Students Laura Webster and Nattalak Ruchsirisopon explained that they use the torch setting on their phones on their way home, not only because they are scared, but so they can actually see where they are going. Ruchsirisopon also said that when she finished studying at College Lane LRC, there was no shuttle bus running so she waited until she saw someone she could trust and walked behind them for safety. Webster explained that she has to “walk through two subways on the way home and they aren’t always lit. It’s not great walking through dark tunnels on your own in the middle of the night.”
Student Cilem Temiz even drives to university and parks a few roads down, despite living nearby. She said: “It’s not because I’m lazy, rather because if I decide to go to the library after a lecture I won’t have to walk home alone in the pitch black!”
Tunde, another student at UH, also explained that he had to walk with his female housemates last year even if he wasn’t going out, so that they would feel safe.
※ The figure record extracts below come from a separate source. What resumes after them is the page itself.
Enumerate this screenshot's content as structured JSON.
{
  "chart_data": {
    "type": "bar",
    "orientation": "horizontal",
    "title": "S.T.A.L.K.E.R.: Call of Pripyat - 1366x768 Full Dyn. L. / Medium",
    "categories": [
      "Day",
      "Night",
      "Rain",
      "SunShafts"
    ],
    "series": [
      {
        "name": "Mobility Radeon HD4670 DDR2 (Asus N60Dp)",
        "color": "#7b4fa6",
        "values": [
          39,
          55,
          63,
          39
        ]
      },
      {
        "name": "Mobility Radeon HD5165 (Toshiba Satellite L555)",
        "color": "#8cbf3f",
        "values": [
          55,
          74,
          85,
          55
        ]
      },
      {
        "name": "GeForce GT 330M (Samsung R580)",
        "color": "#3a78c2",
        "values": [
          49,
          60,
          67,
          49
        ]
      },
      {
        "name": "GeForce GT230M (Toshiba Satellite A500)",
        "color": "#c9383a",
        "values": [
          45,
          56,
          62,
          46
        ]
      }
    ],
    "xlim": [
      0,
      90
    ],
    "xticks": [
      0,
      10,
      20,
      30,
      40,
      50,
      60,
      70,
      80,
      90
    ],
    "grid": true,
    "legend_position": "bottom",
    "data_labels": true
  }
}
“The council could compromise and could always put every other streetlight on,” he said. “Then the road is lit and better than pitch black.” Tunde continued to say that he knew a few people who had been robbed and beaten up on their walks home in the dark.
Not only is it a matter of safety against potential attacks, keeping the streetlights on could prevent car accidents. Student Sean Scurr explained that: “Your headlights don’t always help you see everything; if someone’s drunk after a night at the Forum and stumbles in front of a car out of the shadows, not much good will come from it.”
It is clear to see that students are genuinely worried and scared when the streetlights are turned off. Some may argue that turning the lights off saves energy, but surely it is more important to save lives and to make a university town safer for students?